A Drosophila melanogaster model of diastolic dysfunction and cardiomyopathy based on impaired troponin-T function.

Regulation of striated muscle contraction is achieved by Ca2+ -dependent steric modulation of myosin cross-bridge cycling on actin by the thin filament troponin-tropomyosin complex. Alterations in the complex can induce contractile dysregulation and disease. For example, mutations between or near residues 112 to 136 of cardiac troponin-T, the crucial TnT1 (N-terminal domain of troponin-T)-tropomyosin-binding region, cause cardiomyopathy. The Drosophila upheld(101) Glu/Lys amino acid substitution lies C-terminally adjacent to this phylogenetically conserved sequence.

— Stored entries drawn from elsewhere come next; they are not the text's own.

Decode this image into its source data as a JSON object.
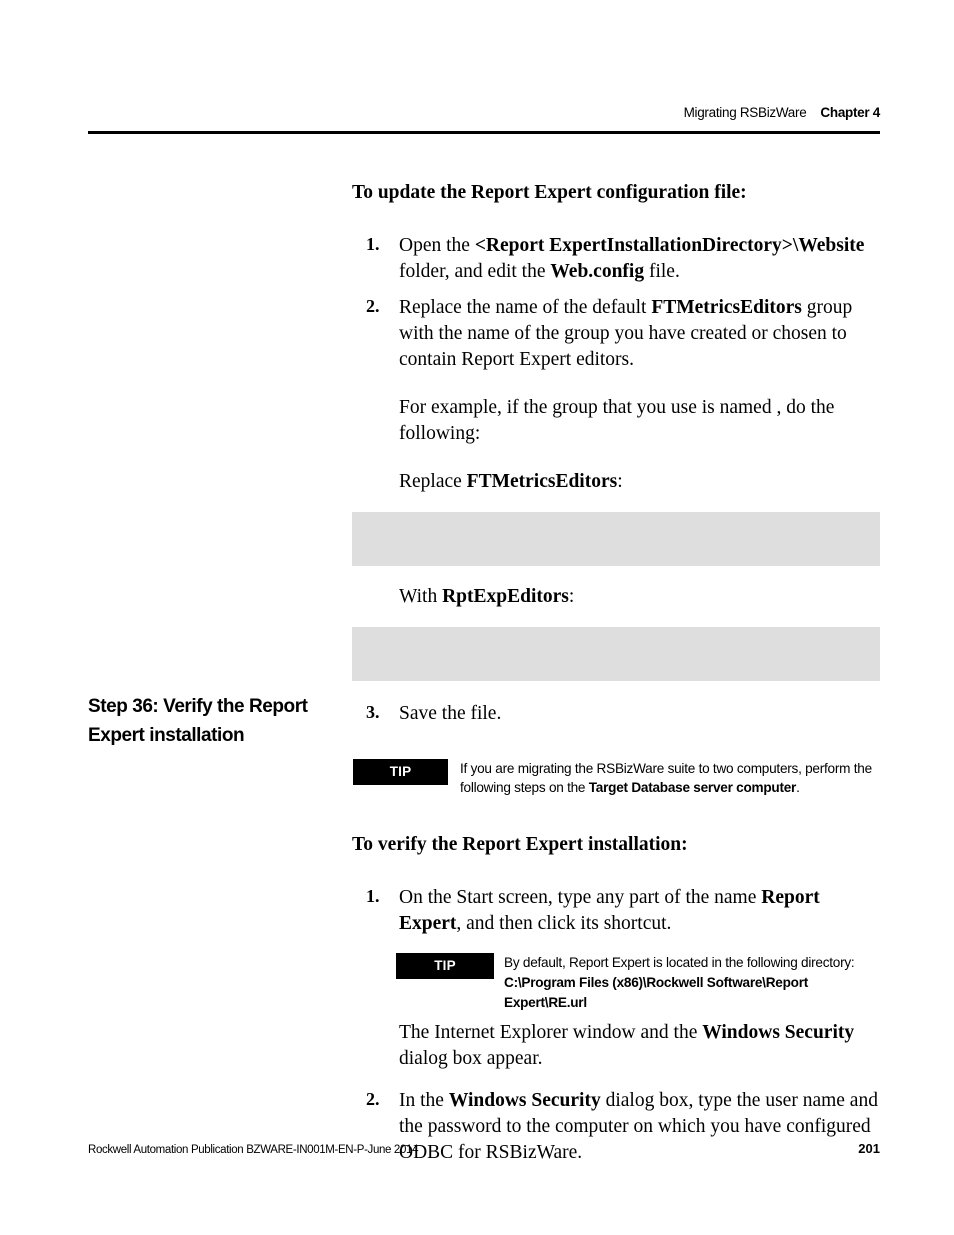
{
  "header": {
    "running_title": "Migrating RSBizWare",
    "chapter": "Chapter 4"
  },
  "margin_heading": {
    "line1": "Step 36: Verify the Report",
    "line2": "Expert installation",
    "full": "Step 36: Verify the Report Expert installation"
  },
  "section_a": {
    "heading": "To update the Report Expert configuration file:",
    "step1": {
      "num": "1.",
      "t1": "Open the ",
      "b1": "<Report ExpertInstallationDirectory>\\Website",
      "t2": " folder, and edit the ",
      "b2": "Web.config",
      "t3": " file."
    },
    "step2": {
      "num": "2.",
      "t1": "Replace the name of the default ",
      "b1": "FTMetricsEditors",
      "t2": " group with the name of the group you have created or chosen to contain Report Expert editors.",
      "example_t1": "For example, if the group that you use is named",
      "example_code": "",
      "example_t2": ", do the following:",
      "replace_label_t1": "Replace ",
      "replace_label_b": "FTMetricsEditors",
      "replace_label_t2": ":",
      "replace_code": "",
      "with_label_t1": "With ",
      "with_label_b": "RptExpEditors",
      "with_label_t2": ":",
      "with_code": ""
    },
    "step3": {
      "num": "3.",
      "t1": "Save the file."
    }
  },
  "tip1": {
    "label": "TIP",
    "t1": "If you are migrating the RSBizWare suite to two computers, perform the following steps on the ",
    "b1": "Target Database server computer",
    "t2": "."
  },
  "section_b": {
    "heading": "To verify the Report Expert installation:",
    "step1": {
      "num": "1.",
      "t1": "On the Start screen, type any part of the name ",
      "b1": "Report Expert",
      "t2": ", and then click its shortcut."
    },
    "tip2": {
      "label": "TIP",
      "t1": "By default, Report Expert is located in the following directory:",
      "b1": "C:\\Program Files (x86)\\Rockwell Software\\Report Expert\\RE.url"
    },
    "after_tip": {
      "t1": "The Internet Explorer window and the ",
      "b1": "Windows Security",
      "t2": " dialog box appear."
    },
    "step2": {
      "num": "2.",
      "t1": "In the ",
      "b1": "Windows Security",
      "t2": " dialog box, type the user name and the password to the computer on which you have configured ODBC for RSBizWare."
    }
  },
  "footer": {
    "publication": "Rockwell Automation Publication BZWARE-IN001M-EN-P-June 2014",
    "page_number": "201"
  },
  "colors": {
    "code_block_bg": "#dedede",
    "tip_label_bg": "#000000",
    "tip_label_fg": "#ffffff",
    "rule": "#000000"
  }
}
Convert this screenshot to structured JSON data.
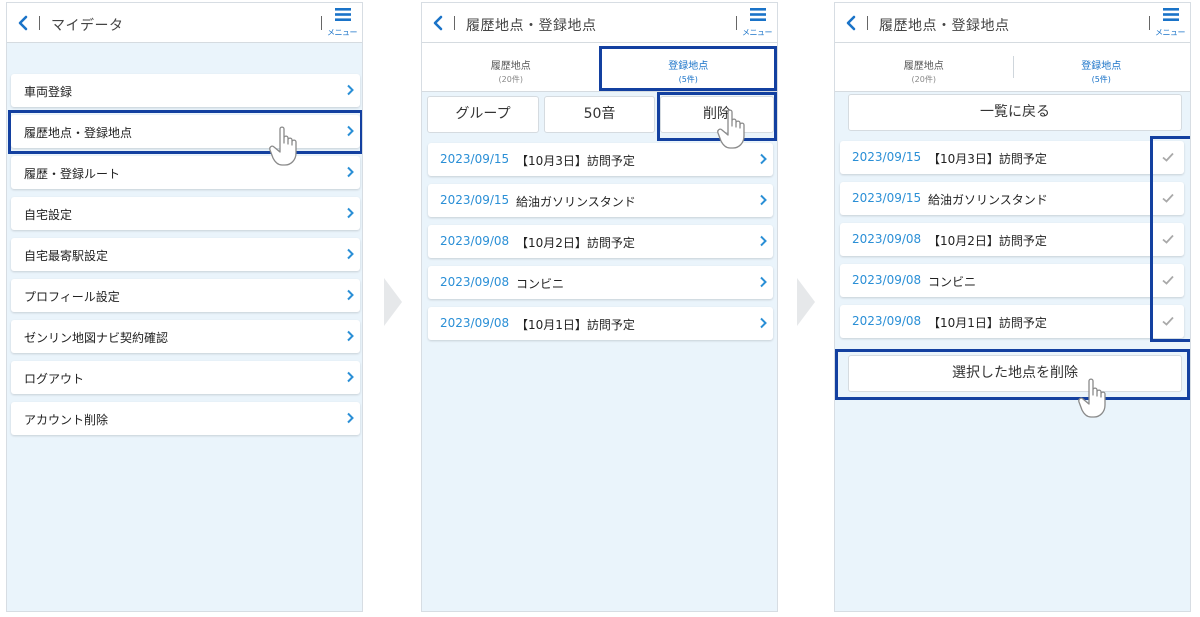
{
  "screen1": {
    "title": "マイデータ",
    "menu_label": "メニュー",
    "items": [
      {
        "label": "車両登録"
      },
      {
        "label": "履歴地点・登録地点"
      },
      {
        "label": "履歴・登録ルート"
      },
      {
        "label": "自宅設定"
      },
      {
        "label": "自宅最寄駅設定"
      },
      {
        "label": "プロフィール設定"
      },
      {
        "label": "ゼンリン地図ナビ契約確認"
      },
      {
        "label": "ログアウト"
      },
      {
        "label": "アカウント削除"
      }
    ]
  },
  "screen2": {
    "title": "履歴地点・登録地点",
    "menu_label": "メニュー",
    "tabs": [
      {
        "label": "履歴地点",
        "count": "(20件)"
      },
      {
        "label": "登録地点",
        "count": "(5件)"
      }
    ],
    "buttons": {
      "group": "グループ",
      "kana": "50音",
      "delete": "削除"
    },
    "records": [
      {
        "date": "2023/09/15",
        "name": "【10月3日】訪問予定"
      },
      {
        "date": "2023/09/15",
        "name": "給油ガソリンスタンド"
      },
      {
        "date": "2023/09/08",
        "name": "【10月2日】訪問予定"
      },
      {
        "date": "2023/09/08",
        "name": "コンビニ"
      },
      {
        "date": "2023/09/08",
        "name": "【10月1日】訪問予定"
      }
    ]
  },
  "screen3": {
    "title": "履歴地点・登録地点",
    "menu_label": "メニュー",
    "tabs": [
      {
        "label": "履歴地点",
        "count": "(20件)"
      },
      {
        "label": "登録地点",
        "count": "(5件)"
      }
    ],
    "back_to_list": "一覧に戻る",
    "delete_selected": "選択した地点を削除",
    "records": [
      {
        "date": "2023/09/15",
        "name": "【10月3日】訪問予定"
      },
      {
        "date": "2023/09/15",
        "name": "給油ガソリンスタンド"
      },
      {
        "date": "2023/09/08",
        "name": "【10月2日】訪問予定"
      },
      {
        "date": "2023/09/08",
        "name": "コンビニ"
      },
      {
        "date": "2023/09/08",
        "name": "【10月1日】訪問予定"
      }
    ]
  },
  "colors": {
    "accent": "#1a73c8",
    "date_text": "#2a8fd6",
    "highlight": "#1340a0",
    "background": "#eaf4fb"
  },
  "icons": {
    "back": "chevron-left-icon",
    "menu": "hamburger-menu-icon",
    "row": "chevron-right-icon",
    "check": "checkmark-icon",
    "pointer": "pointing-hand-icon",
    "step": "step-arrow-icon"
  }
}
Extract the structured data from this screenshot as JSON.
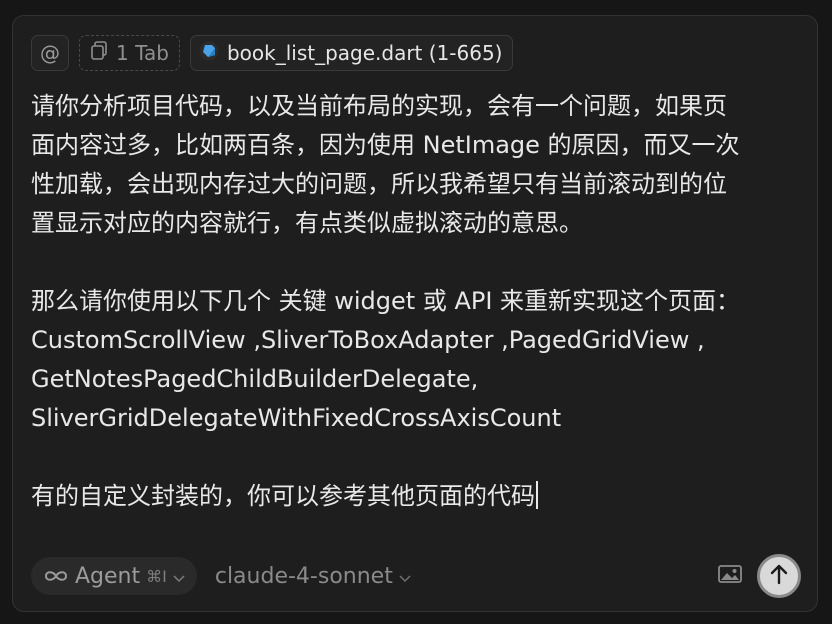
{
  "context_chips": {
    "mention_symbol": "@",
    "tab_label": "1 Tab",
    "file_label": "book_list_page.dart (1-665)",
    "file_icon": "dart-icon"
  },
  "prompt": {
    "lines": [
      "请你分析项目代码，以及当前布局的实现，会有一个问题，如果页",
      "面内容过多，比如两百条，因为使用 NetImage 的原因，而又一次",
      "性加载，会出现内存过大的问题，所以我希望只有当前滚动到的位",
      "置显示对应的内容就行，有点类似虚拟滚动的意思。",
      "",
      "那么请你使用以下几个 关键 widget 或 API 来重新实现这个页面：",
      "CustomScrollView ,SliverToBoxAdapter ,PagedGridView ,",
      "GetNotesPagedChildBuilderDelegate,",
      "SliverGridDelegateWithFixedCrossAxisCount",
      "",
      "有的自定义封装的，你可以参考其他页面的代码"
    ]
  },
  "composer": {
    "mode_label": "Agent",
    "mode_shortcut": "⌘I",
    "model_label": "claude-4-sonnet"
  },
  "colors": {
    "background": "#161616",
    "panel": "#1e1e1e",
    "text": "#e8e8e8",
    "dart_blue": "#4aa3e8"
  }
}
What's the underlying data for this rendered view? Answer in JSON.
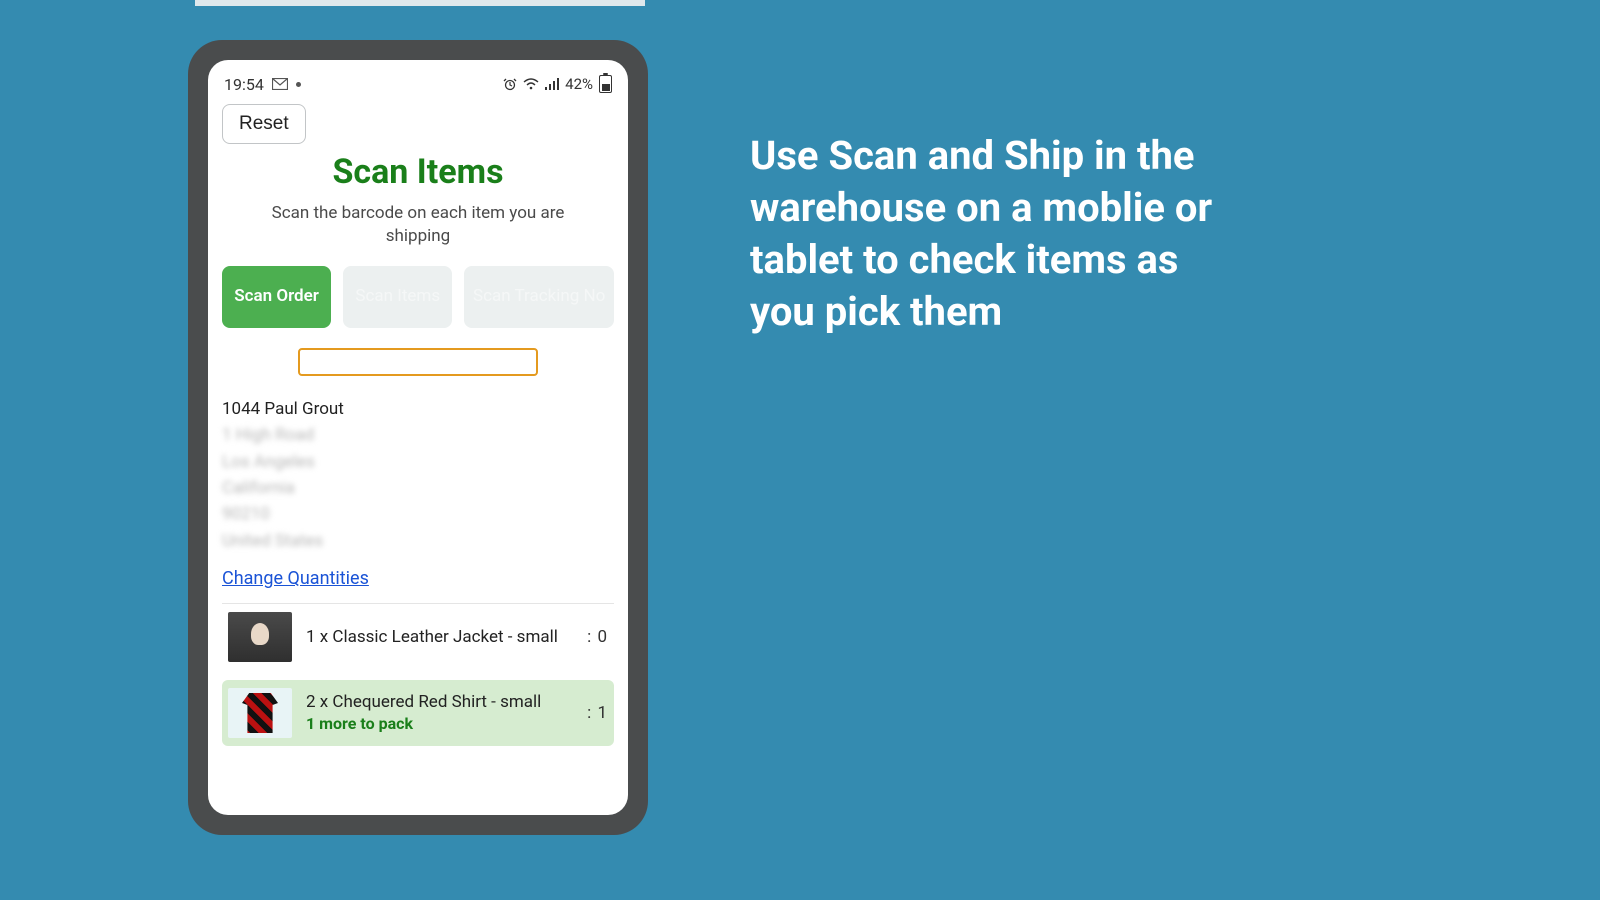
{
  "caption": "Use Scan and Ship in the warehouse on a moblie or tablet to check items as you pick them",
  "statusbar": {
    "time": "19:54",
    "battery": "42%"
  },
  "reset_label": "Reset",
  "page_title": "Scan Items",
  "subtitle": "Scan the barcode on each item you are shipping",
  "tabs": {
    "scan_order": "Scan Order",
    "scan_items": "Scan Items",
    "scan_tracking": "Scan Tracking No"
  },
  "order": {
    "name_line": "1044 Paul Grout",
    "addr1": "1 High Road",
    "city": "Los Angeles",
    "state": "California",
    "zip": "90210",
    "country": "United States"
  },
  "change_quantities": "Change Quantities",
  "items": [
    {
      "label": "1 x Classic Leather Jacket - small",
      "count": ": 0",
      "pack_more": "",
      "highlight": false,
      "thumb": "jacket"
    },
    {
      "label": "2 x Chequered Red Shirt - small",
      "count": ": 1",
      "pack_more": "1 more to pack",
      "highlight": true,
      "thumb": "shirt"
    }
  ]
}
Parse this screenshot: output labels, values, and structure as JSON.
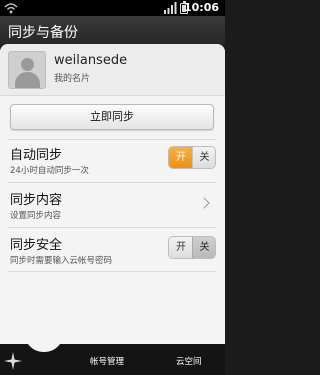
{
  "status_bar": {
    "time": "10:06"
  },
  "header": {
    "title": "同步与备份"
  },
  "profile": {
    "username": "weilansede",
    "subtitle": "我的名片"
  },
  "sync_button": {
    "label": "立即同步"
  },
  "settings": [
    {
      "title": "自动同步",
      "subtitle": "24小时自动同步一次",
      "control": "toggle",
      "on_label": "开",
      "off_label": "关",
      "state": "on"
    },
    {
      "title": "同步内容",
      "subtitle": "设置同步内容",
      "control": "chevron"
    },
    {
      "title": "同步安全",
      "subtitle": "同步时需要输入云帐号密码",
      "control": "toggle",
      "on_label": "开",
      "off_label": "关",
      "state": "off"
    }
  ],
  "tabs": [
    {
      "label": "帐号管理"
    },
    {
      "label": "云空间"
    }
  ],
  "colors": {
    "accent": "#ee9115",
    "card_bg": "#f4f4f4",
    "header_bg": "#2e2e2e"
  }
}
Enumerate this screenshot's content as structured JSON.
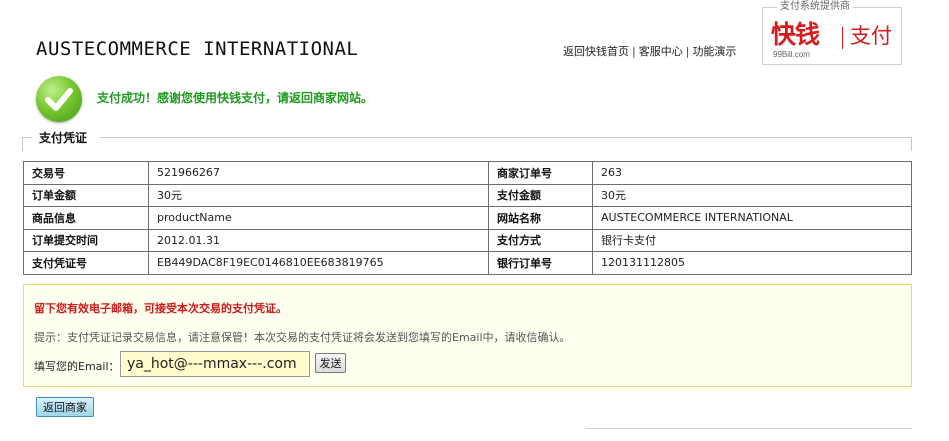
{
  "header": {
    "merchant_name": "AUSTECOMMERCE INTERNATIONAL",
    "links": [
      "返回快钱首页",
      "客服中心",
      "功能演示"
    ],
    "link_separator": "|",
    "brand": {
      "caption": "支付系统提供商",
      "logo_text": "快钱",
      "domain": "99Bill.com",
      "pay_label": "支付"
    }
  },
  "status": {
    "icon": "check-icon",
    "icon_color": "#5fb41c",
    "message": "支付成功！感谢您使用快钱支付，请返回商家网站。",
    "message_color": "#219a21"
  },
  "receipt": {
    "legend": "支付凭证",
    "rows": [
      {
        "k1": "交易号",
        "v1": "521966267",
        "k2": "商家订单号",
        "v2": "263"
      },
      {
        "k1": "订单金额",
        "v1": "30元",
        "k2": "支付金额",
        "v2": "30元"
      },
      {
        "k1": "商品信息",
        "v1": "productName",
        "k2": "网站名称",
        "v2": "AUSTECOMMERCE INTERNATIONAL"
      },
      {
        "k1": "订单提交时间",
        "v1": "2012.01.31",
        "k2": "支付方式",
        "v2": "银行卡支付"
      },
      {
        "k1": "支付凭证号",
        "v1": "EB449DAC8F19EC0146810EE683819765",
        "k2": "银行订单号",
        "v2": "120131112805"
      }
    ]
  },
  "email_notice": {
    "title": "留下您有效电子邮箱，可接受本次交易的支付凭证。",
    "title_color": "#cc1a1a",
    "tip": "提示：支付凭证记录交易信息，请注意保管！本次交易的支付凭证将会发送到您填写的Email中，请收信确认。",
    "email_label": "填写您的Email：",
    "email_value": "ya_hot@---mmax---.com",
    "send_label": "发送"
  },
  "actions": {
    "return_label": "返回商家"
  }
}
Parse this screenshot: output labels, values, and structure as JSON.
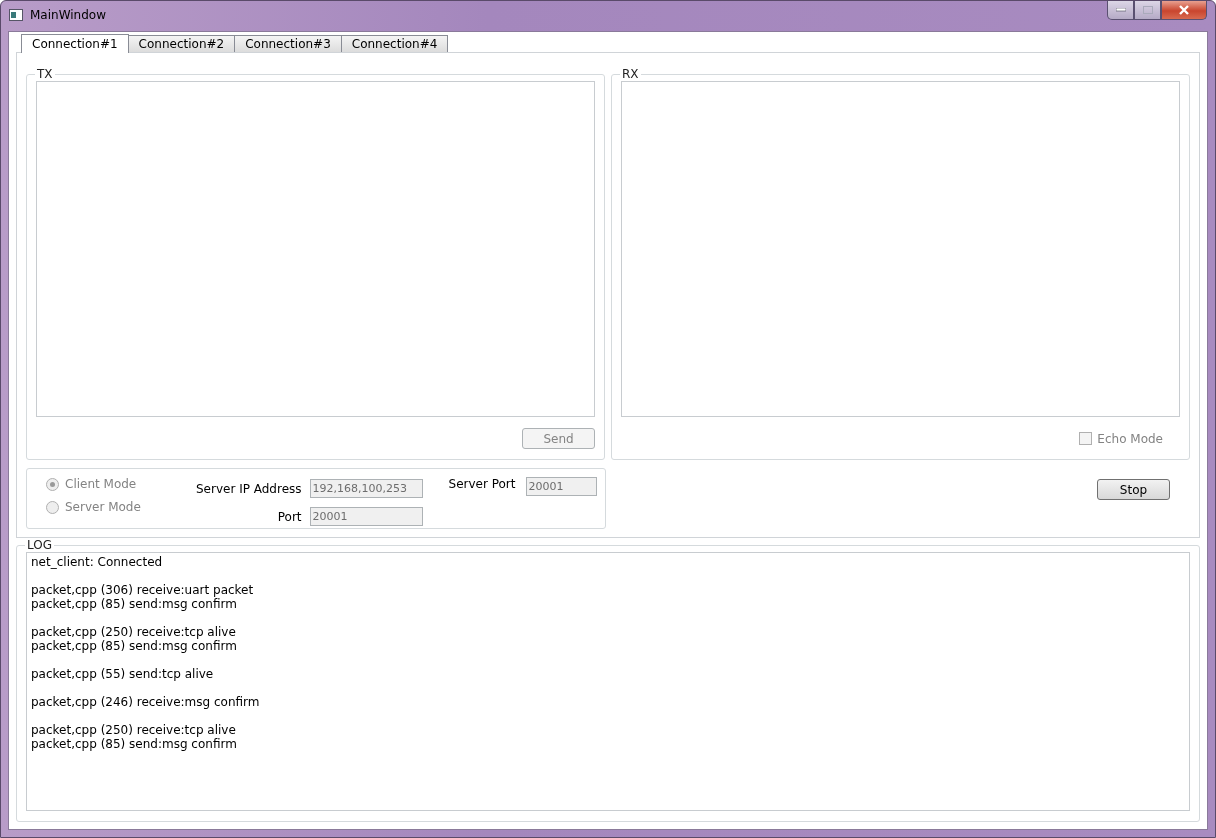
{
  "window": {
    "title": "MainWindow"
  },
  "tabs": [
    {
      "label": "Connection#1",
      "selected": true
    },
    {
      "label": "Connection#2",
      "selected": false
    },
    {
      "label": "Connection#3",
      "selected": false
    },
    {
      "label": "Connection#4",
      "selected": false
    }
  ],
  "tx": {
    "title": "TX",
    "send_button": {
      "label": "Send",
      "disabled": true
    }
  },
  "rx": {
    "title": "RX",
    "echo_mode": {
      "label": "Echo Mode",
      "checked": false,
      "disabled": true
    }
  },
  "settings": {
    "modes": [
      {
        "label": "Client Mode",
        "selected": true,
        "disabled": true
      },
      {
        "label": "Server Mode",
        "selected": false,
        "disabled": true
      }
    ],
    "server_ip": {
      "label": "Server IP Address",
      "value": "192,168,100,253",
      "disabled": true
    },
    "port": {
      "label": "Port",
      "value": "20001",
      "disabled": true
    },
    "server_port": {
      "label": "Server Port",
      "value": "20001",
      "disabled": true
    }
  },
  "stop_button": {
    "label": "Stop",
    "disabled": false
  },
  "log": {
    "title": "LOG",
    "groups": [
      [
        "net_client: Connected"
      ],
      [
        "packet,cpp (306) receive:uart packet",
        "packet,cpp (85) send:msg confirm"
      ],
      [
        "packet,cpp (250) receive:tcp alive",
        "packet,cpp (85) send:msg confirm"
      ],
      [
        "packet,cpp (55) send:tcp alive"
      ],
      [
        "packet,cpp (246) receive:msg confirm"
      ],
      [
        "packet,cpp (250) receive:tcp alive",
        "packet,cpp (85) send:msg confirm"
      ]
    ]
  }
}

Using a highly integrative approach, we sought to determine the molecular trigger of upheld(101) myofibrillar degeneration, to evaluate contractile performance in the mutant cardiomyocytes, and to examine the effects of the mutation on the entire Drosophila heart to elucidate regulatory roles for conserved TnT1 regions and provide possible mechanistic insight into cardiac dysfunction. Live video imaging of Drosophila cardiac tubes revealed that the troponin-T mutation prolongs systole and restricts diastolic dimensions of the heart, because of increased numbers of actively cycling myosin cross-bridges. Elevated resting myocardial stiffness, consistent with upheld(101) diastolic dysfunction, was confirmed by an atomic force microscopy-based nanoindentation approach. Direct visualization of mutant thin filaments via electron microscopy and 3-dimensional reconstruction resolved destabilized tropomyosin positioning and aberrantly exposed myosin-binding sites under low Ca2+ conditions. As a result of troponin-tropomyosin dysinhibition, upheld(101) hearts exhibited cardiac dysfunction and remodeling comparable to that observed during human restrictive cardiomyopathy. Thus, reversal of charged residues about the conserved tropomyosin-binding region of TnT1 may perturb critical intermolecular associations required for proper steric regulation, which likely elicits myopathy in our Drosophila model.